22.6.17

Americanah – Chimananda Ngozi Adichie


A trente-sept ans, la Nigérienne Chimananda Ngozi Adichie est devenue une star du monde des lettres. Elle avait d’aileurs fait une entrée remarquée trois ans plus tôt avec un premier roman, ‘L’hibiscus pourpre’, refusé d’abord partout avant de se retrouver sur la liste finale de l’Orange Prize et de gagner le Prix du meilleur roman du Commonwealth !

Americanah, traduit en plus de trente langues, aura été un immense succès de librairie. Il faut dire que tout concourt à en faire un roman mémorable, attachant et dont les facettes multiples lui donnent une puissance indomptable.

Les Nigérians ont un qualificatif pour parler de leurs compatriotes partis tenter leur chance chez l’Oncle Sam : celui d’Americanah. Ifemelu, depuis qu’elle est partie aux USA finir de brillantes études grâce à l’octroi d’une bourse est devenue une Americanah, invention syntaxique qui trouve tout son sens lorsque l’on comprend que la jeune femme tient un blog à succès dans lequel elle décrit avec une langue féroce, caustique mais toujours justement acérée la difficulté pour les afro-américains de trouver leur véritable place dans un pays qui, au fond, ne s’est jamais débarrassée du racisme grâce auquel la nation a fondé sa prospérité initiale et qu’elle continue de pratiquer sous de multiples formes plus ou moins vexatoires, plus ou moins conscientes.
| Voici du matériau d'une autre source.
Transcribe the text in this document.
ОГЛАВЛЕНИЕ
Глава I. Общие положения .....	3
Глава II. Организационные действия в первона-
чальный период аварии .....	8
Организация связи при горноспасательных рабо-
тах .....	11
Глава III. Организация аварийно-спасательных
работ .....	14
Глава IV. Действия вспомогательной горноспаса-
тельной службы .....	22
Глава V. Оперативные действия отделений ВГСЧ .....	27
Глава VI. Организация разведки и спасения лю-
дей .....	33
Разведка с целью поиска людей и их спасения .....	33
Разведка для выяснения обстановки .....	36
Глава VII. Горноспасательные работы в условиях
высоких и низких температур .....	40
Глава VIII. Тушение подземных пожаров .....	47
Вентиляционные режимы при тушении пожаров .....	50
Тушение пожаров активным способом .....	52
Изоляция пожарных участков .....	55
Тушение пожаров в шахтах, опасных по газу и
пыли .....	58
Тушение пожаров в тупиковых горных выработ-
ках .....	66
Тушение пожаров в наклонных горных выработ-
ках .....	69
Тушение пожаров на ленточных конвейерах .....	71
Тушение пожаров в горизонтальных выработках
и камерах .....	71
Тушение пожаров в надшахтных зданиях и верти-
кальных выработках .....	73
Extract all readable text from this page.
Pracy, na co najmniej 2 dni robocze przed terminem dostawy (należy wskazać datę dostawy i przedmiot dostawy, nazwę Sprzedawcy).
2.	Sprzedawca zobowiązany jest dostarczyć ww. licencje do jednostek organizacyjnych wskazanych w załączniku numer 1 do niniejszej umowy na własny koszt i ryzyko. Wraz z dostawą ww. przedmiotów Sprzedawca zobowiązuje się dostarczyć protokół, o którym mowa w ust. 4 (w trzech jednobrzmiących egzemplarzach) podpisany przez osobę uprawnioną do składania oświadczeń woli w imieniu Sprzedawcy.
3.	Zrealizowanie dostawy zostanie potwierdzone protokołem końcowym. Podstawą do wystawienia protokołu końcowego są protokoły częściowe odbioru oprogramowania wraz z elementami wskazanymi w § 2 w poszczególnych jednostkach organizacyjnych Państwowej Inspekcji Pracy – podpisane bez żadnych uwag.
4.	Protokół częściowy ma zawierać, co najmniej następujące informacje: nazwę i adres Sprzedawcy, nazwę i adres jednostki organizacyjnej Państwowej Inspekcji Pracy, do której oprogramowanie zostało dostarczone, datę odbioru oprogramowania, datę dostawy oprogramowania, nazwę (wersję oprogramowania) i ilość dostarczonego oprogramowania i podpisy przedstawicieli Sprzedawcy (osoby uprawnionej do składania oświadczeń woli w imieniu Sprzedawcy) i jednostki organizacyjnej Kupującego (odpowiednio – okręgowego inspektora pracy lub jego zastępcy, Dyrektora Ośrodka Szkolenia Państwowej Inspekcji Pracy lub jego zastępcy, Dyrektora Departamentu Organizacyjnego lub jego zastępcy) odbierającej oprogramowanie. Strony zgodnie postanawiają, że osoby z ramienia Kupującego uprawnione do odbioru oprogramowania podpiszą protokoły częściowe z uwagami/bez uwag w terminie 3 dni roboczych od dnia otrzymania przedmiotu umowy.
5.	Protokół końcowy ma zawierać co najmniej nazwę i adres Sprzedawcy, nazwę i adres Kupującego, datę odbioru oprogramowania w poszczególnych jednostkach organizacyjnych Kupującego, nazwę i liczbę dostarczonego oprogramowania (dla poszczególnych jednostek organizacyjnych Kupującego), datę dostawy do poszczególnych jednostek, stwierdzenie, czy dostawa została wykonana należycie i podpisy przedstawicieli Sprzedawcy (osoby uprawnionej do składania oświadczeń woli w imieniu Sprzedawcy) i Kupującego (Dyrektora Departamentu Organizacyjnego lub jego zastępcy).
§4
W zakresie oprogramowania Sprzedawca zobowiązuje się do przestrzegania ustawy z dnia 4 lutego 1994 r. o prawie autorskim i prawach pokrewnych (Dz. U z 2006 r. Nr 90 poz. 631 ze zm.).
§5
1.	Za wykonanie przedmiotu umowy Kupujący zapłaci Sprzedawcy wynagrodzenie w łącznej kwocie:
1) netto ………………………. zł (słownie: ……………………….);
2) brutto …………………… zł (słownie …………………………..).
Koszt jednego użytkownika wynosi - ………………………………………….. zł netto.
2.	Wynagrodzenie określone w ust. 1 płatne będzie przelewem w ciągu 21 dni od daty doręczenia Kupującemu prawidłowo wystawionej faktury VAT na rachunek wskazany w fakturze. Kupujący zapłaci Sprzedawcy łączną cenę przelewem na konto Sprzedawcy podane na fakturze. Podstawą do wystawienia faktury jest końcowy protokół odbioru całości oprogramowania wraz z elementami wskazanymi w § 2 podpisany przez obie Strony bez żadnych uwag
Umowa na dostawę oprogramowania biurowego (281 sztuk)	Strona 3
C’est ce marquage inconscient collectif qui forge le fondement d’un roman qui n’hésite pas à foisonner dans de multiples directions. L’histoire d’amour passionnelle qu’aura vécue Ifemelu dans sa jeunesse avec Obinze et dont nous allons suivre les péripéties des années plus tard sert avant tout d’épine dorsale pour montrer l’immense difficulté pour un jeune africain, homme ou femme, même brillant à trouver sa place dans une société blanche, qu’elle soit américaine ou britannique. Elle est là aussi pour nous rappeler le fonctionnement profondément machiste et patriarcal des sociétés africaines prises entre le désir de se moderniser, de s’enrichir, de vivre à l’occidentale tout en conservant des coutumes et des pratiques incompatibles avec des sociétés démocratiques modernes.

Mais Chimananda Ngozi Adichie ne force jamais le trait ni ne cherche à montrer du doigt directement. Elle ne fait qu’attirer notre conscience, par petites scènes souvent cocasses, par allusions drôles, sur la difficulté pour un Africanah à trouver sa place. Il sera toujours et avant tout un étranger africain aux Etats-Unis et un compatriote décalé, définitivement contaminé, s’il lui prenait le désir de revenir au pays. Un exilé permanent en décalage, toujours à la recherche de quelque chose de perdu.

Chimananda Ngozi Adichie signe un livre magnifique, bouleversant et intelligent que l’on pourra lire à de multiples niveaux. Une femme de lettres majeure vient de confirmer son immense talent.